藤壺の宮、紫の上、花散里、そして尚侍の君(朧月夜)たちへ密かに別れを告げる。その時その時の歌のやり取りが生き生きと描かれている。
紫の上と・・・
「身はかくてさすらへぬとも君があたり
さらぬ鏡のかげははなれじ」
(わたしの身はこのように流浪してしまいましても、貴女のお側にある鏡に映るわたしの影は、いつも貴女から離れずにいるでしょう)
紫の上の返歌
「別れても影だにとまるものならば
鏡を見てもなぐさめてまし」
(たとえお別れ申し上げましても、本当に影だけが留まっているものならば、鏡を見てでも慰められることでしょうに)
花散里の歌う・・
「月影の宿れる袖はせばくとも
とめても見ばやあかね光を」
(月影の宿っているこの袖は狭うございましょうが、いつまで見ても見飽きぬ光を、永くここに映し留めておきとうございます)
源氏の返歌
「行きめぐりつひにすむべき月影の
しばし曇らん空な眺めそ」
(結局戻ってきては澄み渡る月の影であるから、しばらく曇っている間だけは空を見ないでいらっしゃい)
藤壺の宮の歌う・・
「見しはなくあるは悲しき世の果てを
そむきしかひもなくなくぞふる」
(お従えした院は既に亡く光源氏の君は悲しい運命に遇うという世の末に、わたくしはせっかく遁世したかいもなく毎日泣きながら暮らしています)
源氏の返歌
「別れしに悲しきことは尽きにしを
またぞこの世の憂さはまされる」
(故院にお別れ申し上げたことで、悲しみは尽きたはずでありましたが、またもやこの世の憂さが加わって参りました)
そして朧月夜(尚侍の君)と・・
源氏の歌
「こりずまの浦のみるめの床しきを
しほ焼く海人やいかがおもはん」
(わたしはいまだに性懲りもなく、貴女にお目にかかりたくてお懐かしゅう存じております、貴女はどう思っていらっしゃいますか)
朧月夜の返歌
「浦に焚くあまだにつつむ恋なれば
くゆるけぶりよ行くかたぞなき」
(わたしの恋は多くの人の目を忍んでいる恋でございますから、胸の中の思いの煙をはらしようがございません)

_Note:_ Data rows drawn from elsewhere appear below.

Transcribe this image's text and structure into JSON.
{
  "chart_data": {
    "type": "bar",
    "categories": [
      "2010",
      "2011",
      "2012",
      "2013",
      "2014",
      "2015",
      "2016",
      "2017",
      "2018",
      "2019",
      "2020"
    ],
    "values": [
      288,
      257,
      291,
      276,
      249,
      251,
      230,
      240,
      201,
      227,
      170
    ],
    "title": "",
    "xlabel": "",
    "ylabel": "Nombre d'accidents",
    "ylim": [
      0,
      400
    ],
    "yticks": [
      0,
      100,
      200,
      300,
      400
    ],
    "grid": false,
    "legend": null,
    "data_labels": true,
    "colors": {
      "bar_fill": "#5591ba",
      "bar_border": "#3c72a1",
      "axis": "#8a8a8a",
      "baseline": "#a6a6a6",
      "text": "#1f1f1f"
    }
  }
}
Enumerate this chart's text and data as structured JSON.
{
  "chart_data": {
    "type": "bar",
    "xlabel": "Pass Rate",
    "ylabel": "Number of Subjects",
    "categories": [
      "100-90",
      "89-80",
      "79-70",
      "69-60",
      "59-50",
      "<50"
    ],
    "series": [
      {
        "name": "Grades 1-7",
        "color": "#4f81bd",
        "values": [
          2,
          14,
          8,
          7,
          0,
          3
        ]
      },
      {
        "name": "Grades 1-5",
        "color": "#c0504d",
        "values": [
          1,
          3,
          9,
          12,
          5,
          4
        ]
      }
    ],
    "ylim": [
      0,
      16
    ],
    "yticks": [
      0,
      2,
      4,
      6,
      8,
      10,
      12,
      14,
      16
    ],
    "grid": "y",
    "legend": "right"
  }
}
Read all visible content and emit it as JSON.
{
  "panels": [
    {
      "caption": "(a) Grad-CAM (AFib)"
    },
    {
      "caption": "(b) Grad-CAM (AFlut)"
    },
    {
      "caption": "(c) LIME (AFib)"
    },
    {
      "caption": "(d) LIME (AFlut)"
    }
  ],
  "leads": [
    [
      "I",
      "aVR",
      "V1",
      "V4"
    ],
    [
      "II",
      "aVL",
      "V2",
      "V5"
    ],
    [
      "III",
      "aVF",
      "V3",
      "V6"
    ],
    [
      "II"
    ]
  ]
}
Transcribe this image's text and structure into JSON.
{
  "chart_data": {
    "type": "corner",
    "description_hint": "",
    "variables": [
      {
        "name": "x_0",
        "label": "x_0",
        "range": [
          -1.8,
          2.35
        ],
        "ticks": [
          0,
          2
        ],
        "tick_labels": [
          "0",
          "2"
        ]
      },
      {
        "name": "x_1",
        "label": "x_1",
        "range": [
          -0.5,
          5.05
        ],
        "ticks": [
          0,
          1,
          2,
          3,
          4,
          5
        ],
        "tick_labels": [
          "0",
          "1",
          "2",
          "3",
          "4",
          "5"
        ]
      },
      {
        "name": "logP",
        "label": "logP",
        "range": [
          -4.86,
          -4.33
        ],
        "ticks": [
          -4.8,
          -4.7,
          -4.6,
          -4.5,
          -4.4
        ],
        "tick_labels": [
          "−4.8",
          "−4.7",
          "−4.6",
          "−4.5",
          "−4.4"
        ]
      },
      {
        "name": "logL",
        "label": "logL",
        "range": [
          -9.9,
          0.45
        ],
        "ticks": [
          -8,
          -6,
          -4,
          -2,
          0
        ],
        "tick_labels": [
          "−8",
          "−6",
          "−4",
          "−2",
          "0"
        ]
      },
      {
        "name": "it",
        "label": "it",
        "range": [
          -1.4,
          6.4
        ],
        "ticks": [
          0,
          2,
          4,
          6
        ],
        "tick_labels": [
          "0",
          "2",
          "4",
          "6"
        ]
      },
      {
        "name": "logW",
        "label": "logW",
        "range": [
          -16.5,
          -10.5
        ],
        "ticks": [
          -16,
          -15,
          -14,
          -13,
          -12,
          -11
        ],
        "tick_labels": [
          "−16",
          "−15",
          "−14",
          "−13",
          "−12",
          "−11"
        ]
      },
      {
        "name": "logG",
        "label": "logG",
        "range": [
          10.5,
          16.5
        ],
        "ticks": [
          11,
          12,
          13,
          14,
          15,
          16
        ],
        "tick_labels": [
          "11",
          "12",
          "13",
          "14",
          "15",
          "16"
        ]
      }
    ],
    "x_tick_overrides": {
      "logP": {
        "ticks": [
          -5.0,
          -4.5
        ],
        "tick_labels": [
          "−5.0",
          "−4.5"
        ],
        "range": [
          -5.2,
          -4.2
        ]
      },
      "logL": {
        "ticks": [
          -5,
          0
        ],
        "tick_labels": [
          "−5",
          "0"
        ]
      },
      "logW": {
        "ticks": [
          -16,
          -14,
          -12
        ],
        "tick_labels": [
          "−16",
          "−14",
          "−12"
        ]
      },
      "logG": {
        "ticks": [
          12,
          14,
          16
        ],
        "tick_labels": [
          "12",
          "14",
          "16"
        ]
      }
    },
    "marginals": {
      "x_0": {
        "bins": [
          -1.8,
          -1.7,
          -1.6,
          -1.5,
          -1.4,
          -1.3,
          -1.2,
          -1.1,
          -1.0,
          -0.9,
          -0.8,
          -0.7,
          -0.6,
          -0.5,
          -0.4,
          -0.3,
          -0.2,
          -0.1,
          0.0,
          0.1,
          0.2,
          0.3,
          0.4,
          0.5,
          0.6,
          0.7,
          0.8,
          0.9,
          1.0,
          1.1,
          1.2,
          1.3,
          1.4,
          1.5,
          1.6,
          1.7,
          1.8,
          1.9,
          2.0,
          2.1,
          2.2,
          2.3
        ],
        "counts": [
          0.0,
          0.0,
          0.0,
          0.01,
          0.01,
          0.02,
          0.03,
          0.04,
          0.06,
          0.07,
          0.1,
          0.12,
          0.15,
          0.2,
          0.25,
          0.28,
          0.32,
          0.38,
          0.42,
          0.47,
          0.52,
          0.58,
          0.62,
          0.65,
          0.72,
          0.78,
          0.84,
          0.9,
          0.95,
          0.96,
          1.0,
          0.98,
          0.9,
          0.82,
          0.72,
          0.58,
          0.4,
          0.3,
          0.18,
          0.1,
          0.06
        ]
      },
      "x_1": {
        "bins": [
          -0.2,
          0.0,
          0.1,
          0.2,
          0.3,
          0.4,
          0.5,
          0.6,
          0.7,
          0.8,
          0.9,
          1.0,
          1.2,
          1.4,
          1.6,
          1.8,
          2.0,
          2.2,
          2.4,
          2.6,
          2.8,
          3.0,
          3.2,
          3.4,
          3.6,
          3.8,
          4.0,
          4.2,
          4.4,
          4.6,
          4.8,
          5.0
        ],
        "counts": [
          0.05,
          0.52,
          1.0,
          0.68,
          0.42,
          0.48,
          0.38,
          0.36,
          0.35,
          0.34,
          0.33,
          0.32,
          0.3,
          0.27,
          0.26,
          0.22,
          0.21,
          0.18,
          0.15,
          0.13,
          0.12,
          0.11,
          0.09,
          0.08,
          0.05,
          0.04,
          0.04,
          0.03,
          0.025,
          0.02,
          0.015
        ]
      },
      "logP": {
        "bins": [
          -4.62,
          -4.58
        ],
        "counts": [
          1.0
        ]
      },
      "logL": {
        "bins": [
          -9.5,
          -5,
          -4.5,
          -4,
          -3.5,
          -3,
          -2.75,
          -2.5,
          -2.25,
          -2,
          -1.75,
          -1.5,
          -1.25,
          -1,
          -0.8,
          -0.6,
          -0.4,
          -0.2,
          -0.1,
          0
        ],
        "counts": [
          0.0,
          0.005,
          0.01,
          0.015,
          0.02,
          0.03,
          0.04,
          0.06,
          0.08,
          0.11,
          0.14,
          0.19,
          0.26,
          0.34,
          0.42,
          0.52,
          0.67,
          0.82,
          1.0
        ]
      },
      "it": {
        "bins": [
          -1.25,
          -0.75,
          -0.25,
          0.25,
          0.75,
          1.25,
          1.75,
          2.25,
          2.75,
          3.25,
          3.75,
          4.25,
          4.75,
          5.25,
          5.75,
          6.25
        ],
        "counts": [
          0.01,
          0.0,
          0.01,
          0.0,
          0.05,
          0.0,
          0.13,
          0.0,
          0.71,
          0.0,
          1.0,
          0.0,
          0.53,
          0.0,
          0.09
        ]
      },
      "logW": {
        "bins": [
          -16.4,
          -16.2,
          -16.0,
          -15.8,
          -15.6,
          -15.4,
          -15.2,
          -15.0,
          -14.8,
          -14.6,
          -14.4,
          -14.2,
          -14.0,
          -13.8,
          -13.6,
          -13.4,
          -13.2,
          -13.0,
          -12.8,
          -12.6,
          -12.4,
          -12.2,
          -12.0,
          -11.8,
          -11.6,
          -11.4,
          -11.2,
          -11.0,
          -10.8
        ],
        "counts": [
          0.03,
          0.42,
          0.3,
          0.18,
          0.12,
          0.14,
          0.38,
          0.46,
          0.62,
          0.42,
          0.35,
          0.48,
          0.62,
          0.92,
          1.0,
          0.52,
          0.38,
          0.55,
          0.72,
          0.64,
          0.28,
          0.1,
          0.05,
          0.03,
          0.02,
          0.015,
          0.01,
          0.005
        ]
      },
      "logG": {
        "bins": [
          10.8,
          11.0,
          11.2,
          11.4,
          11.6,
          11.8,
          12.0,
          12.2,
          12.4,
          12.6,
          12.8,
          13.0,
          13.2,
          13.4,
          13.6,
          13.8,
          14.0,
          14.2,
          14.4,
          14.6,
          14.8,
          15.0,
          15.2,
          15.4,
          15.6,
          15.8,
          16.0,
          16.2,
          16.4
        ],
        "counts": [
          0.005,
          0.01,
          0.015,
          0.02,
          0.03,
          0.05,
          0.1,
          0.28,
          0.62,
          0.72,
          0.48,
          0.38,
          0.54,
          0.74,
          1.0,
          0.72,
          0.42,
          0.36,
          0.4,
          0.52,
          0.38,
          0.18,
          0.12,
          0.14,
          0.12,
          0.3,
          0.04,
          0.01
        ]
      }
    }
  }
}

その他、様々な人々との別れに際しての歌のやり取りが描かれている。それは美しい人間の心情だ。もちろん、当時の日本に住む総ての人々がこの文化を享受していたわけではない、極一部、宮中での話であることは承知している。それでも、こんな文化があったことになぜか心が洗われる気がする。なんと人間らしいことか!